Tim Vickery’s Notes form South America: The Redemption of Luiz Felipe Scolari
Luiz Felipe Scolari is 70 next month. It is an age when you can imagine him with his feet up drinking a glass of wine, reflecting on his World Cup win of 2002, his 1995 and 99 triumphs in the Copa Libertadores, his time in charge of the Portugal national team, and so on.
He may well be doing those things – were it not for that disastrous 2014 World Cup, when on home soil Brazil’s campaign ended with that staggering 7-1 defeat to Germany. Returning for a second spell in the Brazil job was to have been the crowning glory of a career. Instead it ended in historic, barely credible humiliation.
Those close to Scolari were genuinely concerned for him in the wake of the 2014 debacle. Normally so buoyant, he cut a sad and sorry figure, a one time Big Phil who seemed to have permanently cut down to size.
It was probably a mistake, straight after the World Cup, to go back to Gremio, the club where he made his name in the 1990s. It was too soon. And when he stepped down ten months later, many in Brazil thought they had seen the last of him at a big local club.
The last two months, then, form part of the redemption of Luiz Felipe Scolari. When he took command of Palmeiras at the end of July, there was widespread criticism. True, in his time with Guangzhou Evergrande he won the Chinese title and the Asian Champions League. But in late July 2018, he was seen as a has-been by many in Brazil, who thought that Palmeiras were taking a backward step appointing an obvious yesterday’s man.
On Sunday Palmeiras went top of the Brazilian league table. They have taken 20 points from the last possible 24, and with 11 rounds to go, momentum behind them and rivals faltering, they are favourites to take the title. True, they narrowly failed to reach the final of the domestic cup. But, 2-0 up from the away leg against Chile’s Colo Colo, they have a foot and a half in the semi finals of the Copa Libertadores. Something will have to go badly wrong in Wednesday’s second leg to stop Palmeiras reaching the last four. The dream is alive of a second continental title – 19 years after Scolari led them to their previous Libertadores win.

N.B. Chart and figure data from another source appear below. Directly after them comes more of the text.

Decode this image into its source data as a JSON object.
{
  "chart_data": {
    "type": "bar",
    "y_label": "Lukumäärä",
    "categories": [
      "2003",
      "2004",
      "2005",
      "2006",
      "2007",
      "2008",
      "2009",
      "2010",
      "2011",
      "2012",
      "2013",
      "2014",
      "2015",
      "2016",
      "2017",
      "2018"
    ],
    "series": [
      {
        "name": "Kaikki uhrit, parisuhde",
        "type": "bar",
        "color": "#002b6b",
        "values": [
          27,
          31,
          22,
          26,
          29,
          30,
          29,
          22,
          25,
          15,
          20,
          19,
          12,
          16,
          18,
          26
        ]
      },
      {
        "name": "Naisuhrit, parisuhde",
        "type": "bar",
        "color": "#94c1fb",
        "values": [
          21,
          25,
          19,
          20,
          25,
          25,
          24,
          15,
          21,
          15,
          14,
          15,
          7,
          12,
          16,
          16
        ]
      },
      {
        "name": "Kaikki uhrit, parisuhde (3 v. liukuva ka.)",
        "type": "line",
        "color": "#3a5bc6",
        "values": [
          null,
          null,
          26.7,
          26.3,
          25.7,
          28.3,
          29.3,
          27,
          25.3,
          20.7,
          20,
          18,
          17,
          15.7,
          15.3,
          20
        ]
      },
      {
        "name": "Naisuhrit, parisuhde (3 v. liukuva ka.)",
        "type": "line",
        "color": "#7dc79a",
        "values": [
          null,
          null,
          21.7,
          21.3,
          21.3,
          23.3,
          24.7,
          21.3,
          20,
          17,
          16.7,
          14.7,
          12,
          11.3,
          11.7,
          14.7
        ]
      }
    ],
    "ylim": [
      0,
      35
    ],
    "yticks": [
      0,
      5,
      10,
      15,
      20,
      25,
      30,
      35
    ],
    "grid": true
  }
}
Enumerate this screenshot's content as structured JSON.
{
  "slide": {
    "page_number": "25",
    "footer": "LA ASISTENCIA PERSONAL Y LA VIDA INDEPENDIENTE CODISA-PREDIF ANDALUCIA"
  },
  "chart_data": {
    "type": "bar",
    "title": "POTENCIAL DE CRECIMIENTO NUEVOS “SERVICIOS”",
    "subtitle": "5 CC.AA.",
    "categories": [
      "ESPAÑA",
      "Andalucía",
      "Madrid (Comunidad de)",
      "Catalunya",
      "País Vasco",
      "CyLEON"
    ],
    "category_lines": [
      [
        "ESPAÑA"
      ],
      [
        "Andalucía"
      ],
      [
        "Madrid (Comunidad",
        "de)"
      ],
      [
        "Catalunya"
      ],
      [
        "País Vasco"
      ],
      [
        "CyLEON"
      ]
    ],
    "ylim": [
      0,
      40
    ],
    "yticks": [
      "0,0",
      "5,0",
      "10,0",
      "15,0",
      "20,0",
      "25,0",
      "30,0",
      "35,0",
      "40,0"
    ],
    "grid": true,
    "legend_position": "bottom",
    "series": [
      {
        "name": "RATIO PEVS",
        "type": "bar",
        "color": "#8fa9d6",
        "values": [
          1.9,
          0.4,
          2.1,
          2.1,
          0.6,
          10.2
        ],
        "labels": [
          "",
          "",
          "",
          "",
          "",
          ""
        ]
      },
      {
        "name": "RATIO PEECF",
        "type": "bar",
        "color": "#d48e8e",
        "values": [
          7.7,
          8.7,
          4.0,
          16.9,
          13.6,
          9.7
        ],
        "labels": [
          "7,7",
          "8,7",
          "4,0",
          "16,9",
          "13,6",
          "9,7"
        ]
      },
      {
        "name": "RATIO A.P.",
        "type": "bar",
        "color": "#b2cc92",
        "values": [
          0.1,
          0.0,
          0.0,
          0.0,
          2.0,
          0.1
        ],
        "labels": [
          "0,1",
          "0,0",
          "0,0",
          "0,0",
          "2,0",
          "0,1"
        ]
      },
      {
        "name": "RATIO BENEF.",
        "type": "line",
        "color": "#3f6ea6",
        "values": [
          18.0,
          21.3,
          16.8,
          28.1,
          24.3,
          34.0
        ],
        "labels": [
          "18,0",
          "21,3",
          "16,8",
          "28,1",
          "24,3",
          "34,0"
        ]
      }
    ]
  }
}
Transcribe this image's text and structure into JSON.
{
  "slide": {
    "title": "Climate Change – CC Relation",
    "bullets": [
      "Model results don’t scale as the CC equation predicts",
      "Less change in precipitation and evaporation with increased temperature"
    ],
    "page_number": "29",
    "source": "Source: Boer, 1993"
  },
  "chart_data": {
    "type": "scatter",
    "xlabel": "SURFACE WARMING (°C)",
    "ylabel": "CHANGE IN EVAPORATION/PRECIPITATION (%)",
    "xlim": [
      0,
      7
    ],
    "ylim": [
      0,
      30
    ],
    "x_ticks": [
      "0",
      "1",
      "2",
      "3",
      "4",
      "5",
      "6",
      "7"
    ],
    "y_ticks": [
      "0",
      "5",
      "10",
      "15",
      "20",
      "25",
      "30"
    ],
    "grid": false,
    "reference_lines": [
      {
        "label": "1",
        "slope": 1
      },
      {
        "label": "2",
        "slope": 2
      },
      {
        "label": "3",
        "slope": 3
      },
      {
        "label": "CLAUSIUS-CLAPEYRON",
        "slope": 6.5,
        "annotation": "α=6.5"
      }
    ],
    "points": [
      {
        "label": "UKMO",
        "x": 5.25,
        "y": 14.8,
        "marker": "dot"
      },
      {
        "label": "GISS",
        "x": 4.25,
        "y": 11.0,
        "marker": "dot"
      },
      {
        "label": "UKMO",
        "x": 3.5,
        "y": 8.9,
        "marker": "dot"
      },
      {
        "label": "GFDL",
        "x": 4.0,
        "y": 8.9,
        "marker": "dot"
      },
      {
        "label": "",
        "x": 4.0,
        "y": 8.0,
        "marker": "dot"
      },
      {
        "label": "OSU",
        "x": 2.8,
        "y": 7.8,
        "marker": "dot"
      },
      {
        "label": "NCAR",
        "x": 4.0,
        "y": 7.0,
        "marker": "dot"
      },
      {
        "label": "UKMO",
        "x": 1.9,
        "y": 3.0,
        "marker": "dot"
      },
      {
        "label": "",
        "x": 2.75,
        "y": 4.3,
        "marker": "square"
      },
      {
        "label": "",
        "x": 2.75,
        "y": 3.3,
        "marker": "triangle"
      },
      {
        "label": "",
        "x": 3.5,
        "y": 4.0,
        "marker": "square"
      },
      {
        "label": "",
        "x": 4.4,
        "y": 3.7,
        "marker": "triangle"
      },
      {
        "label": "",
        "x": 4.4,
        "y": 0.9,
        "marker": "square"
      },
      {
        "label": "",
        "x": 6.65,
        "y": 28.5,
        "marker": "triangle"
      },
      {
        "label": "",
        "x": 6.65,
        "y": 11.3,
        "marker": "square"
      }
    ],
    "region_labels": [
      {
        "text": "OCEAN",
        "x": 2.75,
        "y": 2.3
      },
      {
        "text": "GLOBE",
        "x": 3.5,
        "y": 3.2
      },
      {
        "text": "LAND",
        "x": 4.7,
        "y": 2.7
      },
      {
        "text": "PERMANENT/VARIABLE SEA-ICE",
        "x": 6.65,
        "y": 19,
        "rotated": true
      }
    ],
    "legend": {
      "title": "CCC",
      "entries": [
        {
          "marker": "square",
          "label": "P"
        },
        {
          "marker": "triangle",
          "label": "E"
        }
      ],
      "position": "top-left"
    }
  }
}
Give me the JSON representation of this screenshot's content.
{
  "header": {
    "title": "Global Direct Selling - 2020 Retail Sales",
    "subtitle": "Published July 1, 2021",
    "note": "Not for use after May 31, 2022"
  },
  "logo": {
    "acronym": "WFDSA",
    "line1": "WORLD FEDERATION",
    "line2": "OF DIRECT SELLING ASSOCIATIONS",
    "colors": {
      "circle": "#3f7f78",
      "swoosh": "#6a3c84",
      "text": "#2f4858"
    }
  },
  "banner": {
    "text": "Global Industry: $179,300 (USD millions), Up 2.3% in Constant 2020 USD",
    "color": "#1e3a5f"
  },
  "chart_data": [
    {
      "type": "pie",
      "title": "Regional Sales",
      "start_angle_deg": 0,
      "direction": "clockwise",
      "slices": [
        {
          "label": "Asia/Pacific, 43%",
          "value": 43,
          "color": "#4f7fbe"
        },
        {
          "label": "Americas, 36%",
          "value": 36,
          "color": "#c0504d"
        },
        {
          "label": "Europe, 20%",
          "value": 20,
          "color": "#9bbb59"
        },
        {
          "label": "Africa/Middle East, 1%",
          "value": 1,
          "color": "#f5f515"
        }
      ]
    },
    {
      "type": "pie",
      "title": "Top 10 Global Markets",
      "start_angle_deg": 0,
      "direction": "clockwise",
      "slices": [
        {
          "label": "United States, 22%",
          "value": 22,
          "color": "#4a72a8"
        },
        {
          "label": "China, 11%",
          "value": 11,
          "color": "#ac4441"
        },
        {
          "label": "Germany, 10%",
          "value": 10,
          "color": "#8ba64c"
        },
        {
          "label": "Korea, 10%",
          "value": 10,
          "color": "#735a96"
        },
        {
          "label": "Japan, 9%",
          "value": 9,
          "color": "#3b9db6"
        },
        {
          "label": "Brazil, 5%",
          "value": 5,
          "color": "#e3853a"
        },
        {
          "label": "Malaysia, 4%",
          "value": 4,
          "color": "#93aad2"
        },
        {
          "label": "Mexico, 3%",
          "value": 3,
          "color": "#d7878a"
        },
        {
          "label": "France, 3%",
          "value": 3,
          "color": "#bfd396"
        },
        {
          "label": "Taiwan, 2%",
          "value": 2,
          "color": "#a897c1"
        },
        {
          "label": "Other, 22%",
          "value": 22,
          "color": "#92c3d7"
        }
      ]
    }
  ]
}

Why, then, is a controversial appointment proving so successful? Perhaps because the challenge has played to his strengths.
Over the course of his career, Scolari has stood out as a group former, a charismatic father figure, both blunt speaking and sentimental, who is proficient at establishing a positive atmosphere. His 2002 World Cup winning squad were dubbed ‘the Scolari family.’
Palmeiras have become a wealthy club. They have a sponsor with deep pockets, and are getting a good return on their new stadium, by general consensus the best of Brazil’s new grounds. They have assembled a squad of admirable depth; Lucas Lima, who was wearing Brazil’s number 10 shirt in 2016, is usually a substitute.
The raw material was present, then, for Scolari to work his tricks – to define his starting eleven while keeping the others involved and feeling important. A diehard pragmatist, Scolari concentrated quickly on conceding fewer goals. The football is frequently not pretty – some might feel that a squad of such depth might be capable of something more expansive – but while the results are good, there are few complaints.
And now comes the business end of the season, with the chance of winning the league, the Libertadores and, especially with Real Madrid in a transitionary stage, the Club World Cup. Lifting that prize would complete the redemption of Luiz Felipe Scolari. It might even mean that, from a position of strength, he can give us the full inside track on where it all went so wrong in 2014.